Alors que les Frères Musulmans et leurs alliés islamistes appelaient les Egyptiens à descendre dans la rue, dès ce matin, 2 juillet 2013, pour défendre Morsi et la légitimité électorale, il y avait très peu de monde à leurs manifestations. C’est la débandade dans ce camp. Des dirigeants islamistes sont arrêtés dans les aéroports, tentant de fuir.
Selon l’agence de presse moyenne orientale Mena, 12 ministres auraient déjà démissionné, les deux porte-parole de Morsi et du gouvernement et le Cabinet du Premier ministre a déjà annoncé sa démission deux fois ce matin, par deux fois démentie. D’après la chaîne CBC, Obama viendrait de lâcher Morsi en disant que la démocratie est plus importante que les élections. Donc on peut faire la même chose partout, la révolution partout?
Par contre, une foule est déjà en train de se rassembler devant le Palais présidentiel Qubbal où serait caché Morsi, bien avant la fin de l’ultimatum lancé par Tamarod (Rébellion) à Morsi pour qu’il «dégage», à 17 heures, aujourd’hui.
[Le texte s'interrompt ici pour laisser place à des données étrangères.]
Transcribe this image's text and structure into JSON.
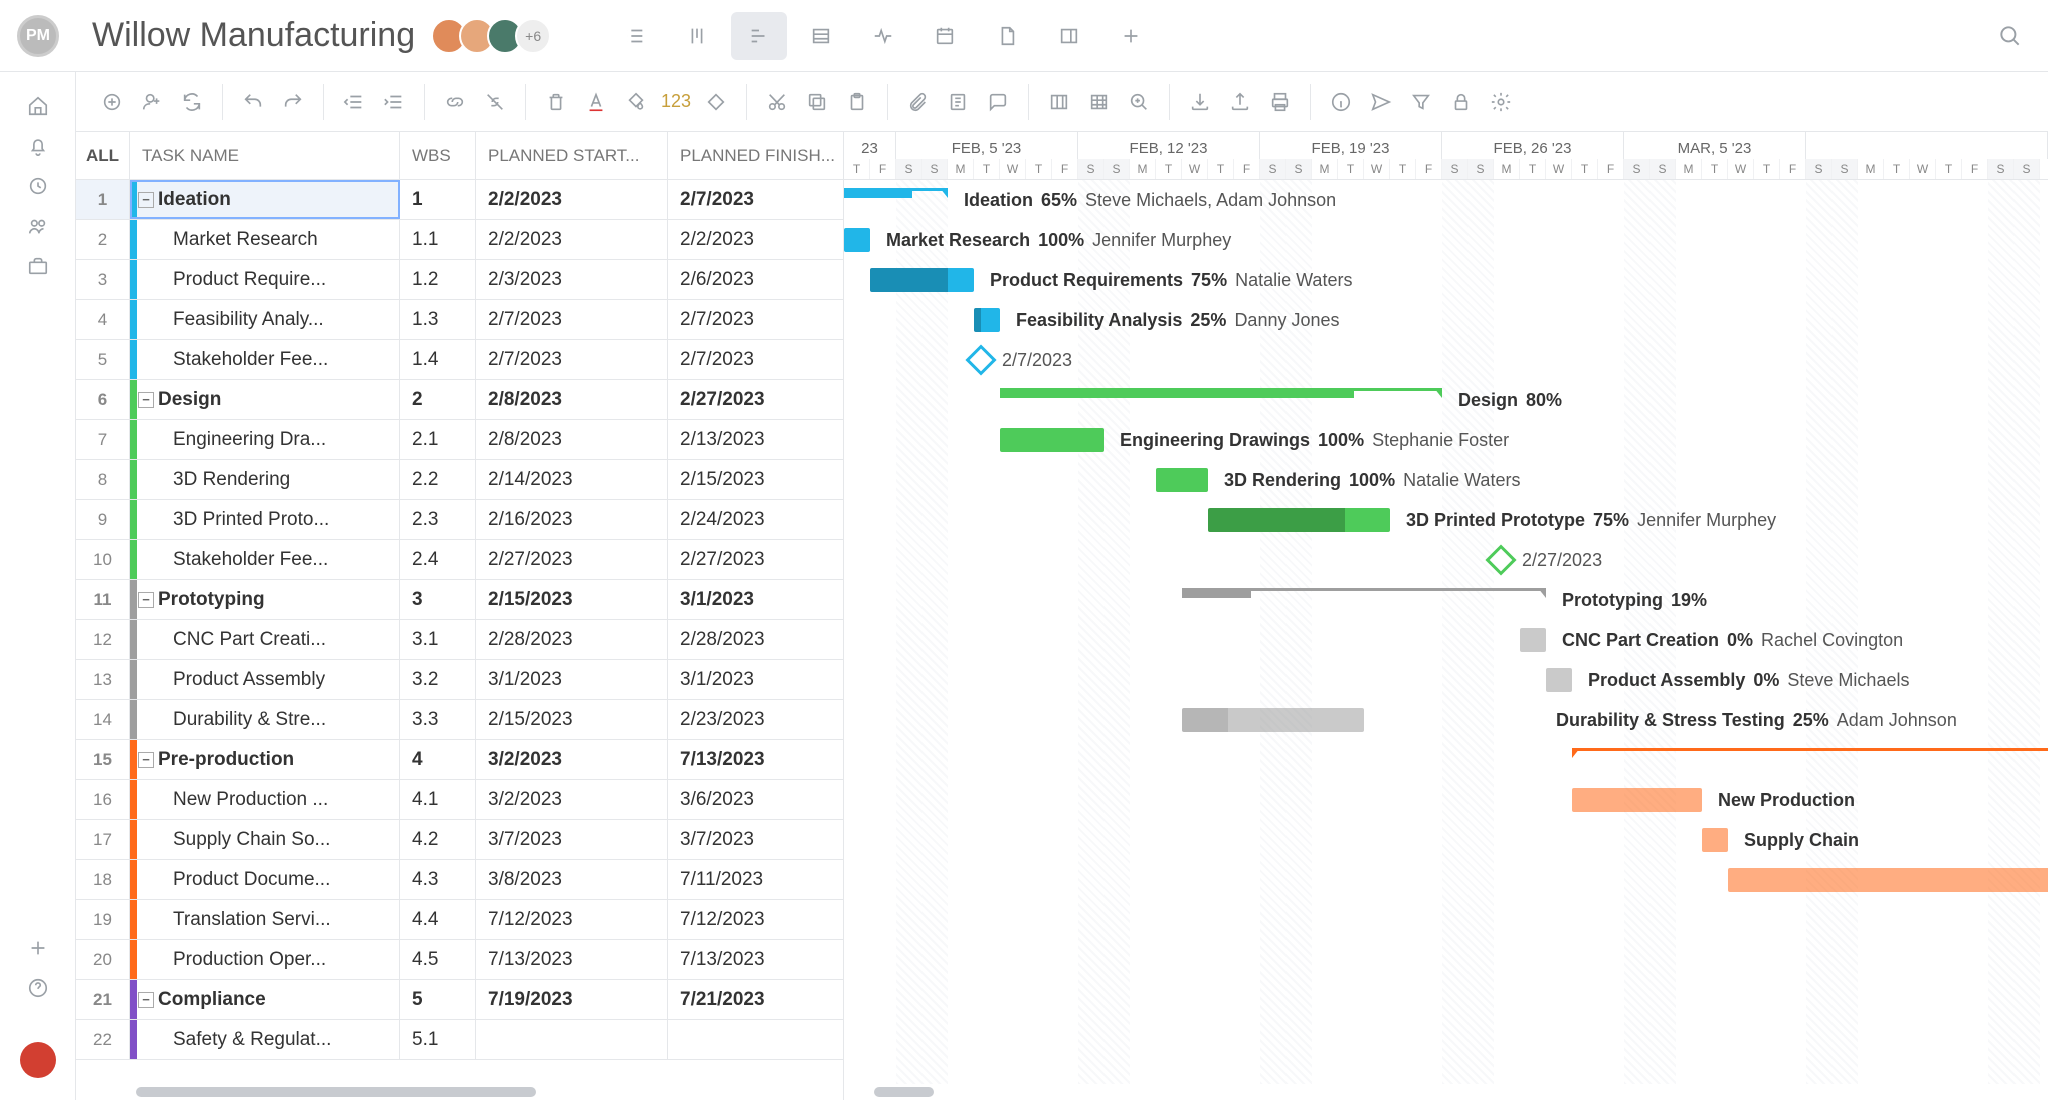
{
  "app": {
    "logo_text": "PM",
    "project_title": "Willow Manufacturing",
    "avatar_overflow": "+6"
  },
  "sidenav": {
    "icons": [
      "home-icon",
      "bell-icon",
      "clock-icon",
      "users-icon",
      "briefcase-icon"
    ],
    "bottom_icons": [
      "plus-icon",
      "help-icon"
    ]
  },
  "top_views": [
    {
      "name": "list-view-icon",
      "active": false
    },
    {
      "name": "board-view-icon",
      "active": false
    },
    {
      "name": "gantt-view-icon",
      "active": true
    },
    {
      "name": "table-view-icon",
      "active": false
    },
    {
      "name": "status-view-icon",
      "active": false
    },
    {
      "name": "calendar-view-icon",
      "active": false
    },
    {
      "name": "file-view-icon",
      "active": false
    },
    {
      "name": "panel-view-icon",
      "active": false
    },
    {
      "name": "add-view-icon",
      "active": false
    }
  ],
  "toolbar": {
    "groups": [
      [
        "add-task-icon",
        "add-user-icon",
        "refresh-icon"
      ],
      [
        "undo-icon",
        "redo-icon"
      ],
      [
        "outdent-icon",
        "indent-icon"
      ],
      [
        "link-tasks-icon",
        "unlink-tasks-icon"
      ],
      [
        "delete-icon",
        "text-color-icon",
        "fill-color-icon"
      ],
      [
        "cut-icon",
        "copy-icon",
        "paste-icon"
      ],
      [
        "attach-icon",
        "note-icon",
        "comment-icon"
      ],
      [
        "columns-icon",
        "grid-icon",
        "zoom-icon"
      ],
      [
        "import-icon",
        "export-icon",
        "print-icon"
      ],
      [
        "info-icon",
        "send-icon",
        "filter-icon",
        "lock-icon",
        "settings-icon"
      ]
    ],
    "number_badge": "123"
  },
  "columns": {
    "all": "ALL",
    "name": "TASK NAME",
    "wbs": "WBS",
    "start": "PLANNED START...",
    "finish": "PLANNED FINISH..."
  },
  "colors": {
    "ideation": "#21b6e8",
    "design": "#4ecb5a",
    "prototyping": "#9e9e9e",
    "preprod": "#ff6a1a",
    "compliance": "#8150c7"
  },
  "tasks": [
    {
      "idx": 1,
      "phase": true,
      "color": "ideation",
      "indent": 0,
      "name": "Ideation",
      "wbs": "1",
      "start": "2/2/2023",
      "finish": "2/7/2023",
      "selected": true
    },
    {
      "idx": 2,
      "phase": false,
      "color": "ideation",
      "indent": 2,
      "name": "Market Research",
      "wbs": "1.1",
      "start": "2/2/2023",
      "finish": "2/2/2023"
    },
    {
      "idx": 3,
      "phase": false,
      "color": "ideation",
      "indent": 2,
      "name": "Product Require...",
      "wbs": "1.2",
      "start": "2/3/2023",
      "finish": "2/6/2023"
    },
    {
      "idx": 4,
      "phase": false,
      "color": "ideation",
      "indent": 2,
      "name": "Feasibility Analy...",
      "wbs": "1.3",
      "start": "2/7/2023",
      "finish": "2/7/2023"
    },
    {
      "idx": 5,
      "phase": false,
      "color": "ideation",
      "indent": 2,
      "name": "Stakeholder Fee...",
      "wbs": "1.4",
      "start": "2/7/2023",
      "finish": "2/7/2023"
    },
    {
      "idx": 6,
      "phase": true,
      "color": "design",
      "indent": 0,
      "name": "Design",
      "wbs": "2",
      "start": "2/8/2023",
      "finish": "2/27/2023"
    },
    {
      "idx": 7,
      "phase": false,
      "color": "design",
      "indent": 2,
      "name": "Engineering Dra...",
      "wbs": "2.1",
      "start": "2/8/2023",
      "finish": "2/13/2023"
    },
    {
      "idx": 8,
      "phase": false,
      "color": "design",
      "indent": 2,
      "name": "3D Rendering",
      "wbs": "2.2",
      "start": "2/14/2023",
      "finish": "2/15/2023"
    },
    {
      "idx": 9,
      "phase": false,
      "color": "design",
      "indent": 2,
      "name": "3D Printed Proto...",
      "wbs": "2.3",
      "start": "2/16/2023",
      "finish": "2/24/2023"
    },
    {
      "idx": 10,
      "phase": false,
      "color": "design",
      "indent": 2,
      "name": "Stakeholder Fee...",
      "wbs": "2.4",
      "start": "2/27/2023",
      "finish": "2/27/2023"
    },
    {
      "idx": 11,
      "phase": true,
      "color": "prototyping",
      "indent": 0,
      "name": "Prototyping",
      "wbs": "3",
      "start": "2/15/2023",
      "finish": "3/1/2023"
    },
    {
      "idx": 12,
      "phase": false,
      "color": "prototyping",
      "indent": 2,
      "name": "CNC Part Creati...",
      "wbs": "3.1",
      "start": "2/28/2023",
      "finish": "2/28/2023"
    },
    {
      "idx": 13,
      "phase": false,
      "color": "prototyping",
      "indent": 2,
      "name": "Product Assembly",
      "wbs": "3.2",
      "start": "3/1/2023",
      "finish": "3/1/2023"
    },
    {
      "idx": 14,
      "phase": false,
      "color": "prototyping",
      "indent": 2,
      "name": "Durability & Stre...",
      "wbs": "3.3",
      "start": "2/15/2023",
      "finish": "2/23/2023"
    },
    {
      "idx": 15,
      "phase": true,
      "color": "preprod",
      "indent": 0,
      "name": "Pre-production",
      "wbs": "4",
      "start": "3/2/2023",
      "finish": "7/13/2023"
    },
    {
      "idx": 16,
      "phase": false,
      "color": "preprod",
      "indent": 2,
      "name": "New Production ...",
      "wbs": "4.1",
      "start": "3/2/2023",
      "finish": "3/6/2023"
    },
    {
      "idx": 17,
      "phase": false,
      "color": "preprod",
      "indent": 2,
      "name": "Supply Chain So...",
      "wbs": "4.2",
      "start": "3/7/2023",
      "finish": "3/7/2023"
    },
    {
      "idx": 18,
      "phase": false,
      "color": "preprod",
      "indent": 2,
      "name": "Product Docume...",
      "wbs": "4.3",
      "start": "3/8/2023",
      "finish": "7/11/2023"
    },
    {
      "idx": 19,
      "phase": false,
      "color": "preprod",
      "indent": 2,
      "name": "Translation Servi...",
      "wbs": "4.4",
      "start": "7/12/2023",
      "finish": "7/12/2023"
    },
    {
      "idx": 20,
      "phase": false,
      "color": "preprod",
      "indent": 2,
      "name": "Production Oper...",
      "wbs": "4.5",
      "start": "7/13/2023",
      "finish": "7/13/2023"
    },
    {
      "idx": 21,
      "phase": true,
      "color": "compliance",
      "indent": 0,
      "name": "Compliance",
      "wbs": "5",
      "start": "7/19/2023",
      "finish": "7/21/2023"
    },
    {
      "idx": 22,
      "phase": false,
      "color": "compliance",
      "indent": 2,
      "name": "Safety & Regulat...",
      "wbs": "5.1",
      "start": "",
      "finish": ""
    }
  ],
  "timeline": {
    "day_width": 26,
    "start_prefix": "23",
    "start_date": "2023-02-02",
    "days_visible": 47,
    "weeks": [
      "FEB, 5 '23",
      "FEB, 12 '23",
      "FEB, 19 '23",
      "FEB, 26 '23",
      "MAR, 5 '23"
    ],
    "day_letters": [
      "S",
      "M",
      "T",
      "W",
      "T",
      "F",
      "S"
    ]
  },
  "gantt_rows": [
    {
      "row": 1,
      "type": "summary",
      "color": "ideation",
      "start": 0,
      "dur": 4,
      "pct": 65,
      "label": "Ideation",
      "pct_txt": "65%",
      "assignees": "Steve Michaels, Adam Johnson"
    },
    {
      "row": 2,
      "type": "task",
      "color": "ideation",
      "start": 0,
      "dur": 1,
      "pct": 100,
      "label": "Market Research",
      "pct_txt": "100%",
      "assignees": "Jennifer Murphey"
    },
    {
      "row": 3,
      "type": "task",
      "color": "ideation",
      "start": 1,
      "dur": 4,
      "pct": 75,
      "label": "Product Requirements",
      "pct_txt": "75%",
      "assignees": "Natalie Waters"
    },
    {
      "row": 4,
      "type": "task",
      "color": "ideation",
      "start": 5,
      "dur": 1,
      "pct": 25,
      "label": "Feasibility Analysis",
      "pct_txt": "25%",
      "assignees": "Danny Jones"
    },
    {
      "row": 5,
      "type": "milestone",
      "color": "ideation",
      "start": 5,
      "date_txt": "2/7/2023"
    },
    {
      "row": 6,
      "type": "summary",
      "color": "design",
      "start": 6,
      "dur": 17,
      "pct": 80,
      "label": "Design",
      "pct_txt": "80%",
      "label_side": "right"
    },
    {
      "row": 7,
      "type": "task",
      "color": "design",
      "start": 6,
      "dur": 4,
      "pct": 100,
      "label": "Engineering Drawings",
      "pct_txt": "100%",
      "assignees": "Stephanie Foster"
    },
    {
      "row": 8,
      "type": "task",
      "color": "design",
      "start": 12,
      "dur": 2,
      "pct": 100,
      "label": "3D Rendering",
      "pct_txt": "100%",
      "assignees": "Natalie Waters"
    },
    {
      "row": 9,
      "type": "task",
      "color": "design",
      "start": 14,
      "dur": 7,
      "pct": 75,
      "label": "3D Printed Prototype",
      "pct_txt": "75%",
      "assignees": "Jennifer Murphey"
    },
    {
      "row": 10,
      "type": "milestone",
      "color": "design",
      "start": 25,
      "date_txt": "2/27/2023"
    },
    {
      "row": 11,
      "type": "summary",
      "color": "prototyping",
      "start": 13,
      "dur": 14,
      "pct": 19,
      "label": "Prototyping",
      "pct_txt": "19%",
      "label_side": "right"
    },
    {
      "row": 12,
      "type": "task",
      "color": "prototyping",
      "start": 26,
      "dur": 1,
      "pct": 0,
      "label": "CNC Part Creation",
      "pct_txt": "0%",
      "assignees": "Rachel Covington",
      "light": true
    },
    {
      "row": 13,
      "type": "task",
      "color": "prototyping",
      "start": 27,
      "dur": 1,
      "pct": 0,
      "label": "Product Assembly",
      "pct_txt": "0%",
      "assignees": "Steve Michaels",
      "light": true
    },
    {
      "row": 14,
      "type": "task",
      "color": "prototyping",
      "start": 13,
      "dur": 7,
      "pct": 25,
      "label": "Durability & Stress Testing",
      "pct_txt": "25%",
      "assignees": "Adam Johnson",
      "light": true,
      "label_side": "right-far"
    },
    {
      "row": 15,
      "type": "summary",
      "color": "preprod",
      "start": 28,
      "dur": 19,
      "pct": 0,
      "label": "",
      "pct_txt": "",
      "label_side": "none"
    },
    {
      "row": 16,
      "type": "task",
      "color": "preprod",
      "start": 28,
      "dur": 5,
      "pct": 0,
      "label": "New Production",
      "pct_txt": "",
      "light": true,
      "label_side": "right"
    },
    {
      "row": 17,
      "type": "task",
      "color": "preprod",
      "start": 33,
      "dur": 1,
      "pct": 0,
      "label": "Supply Chain",
      "pct_txt": "",
      "light": true,
      "label_side": "right"
    },
    {
      "row": 18,
      "type": "task",
      "color": "preprod",
      "start": 34,
      "dur": 13,
      "pct": 0,
      "label": "",
      "light": true,
      "label_side": "none"
    }
  ]
}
Ce qui veut dire deux choses. Tout d’abord, que Morsi est fini, mais aussi que les manifestant·e·s actifs n’attendent pas sur l’armée pour qu’elle fasse le boulot à leur place. Que leurs illusions sur l’armée sont plus que limitées, qu’ils étaient contents que l’armée les soutiennent, mais c’est eux qui dirigent.
Ensuite, on peut s’attendre à ce que s’étende ce qui a déjà commencé dans trois gouvernorats: à savoir que les manifestant·e·s chassent tous les Frères Musulmans et les Islamistes de leurs positions politiques et s’emparent des gouvernorats et municipalités. Et pareil pour les biens des Frères ultra-riches comme la famille qui possède la chaîne de supermarché ZAD appartenant à l’homme fort des Frères Musulmans (Khairat Al-Shater) qui ont déjà été brûlés et pillés à un endroit. La révolution politique et une amorce de révolution sociale!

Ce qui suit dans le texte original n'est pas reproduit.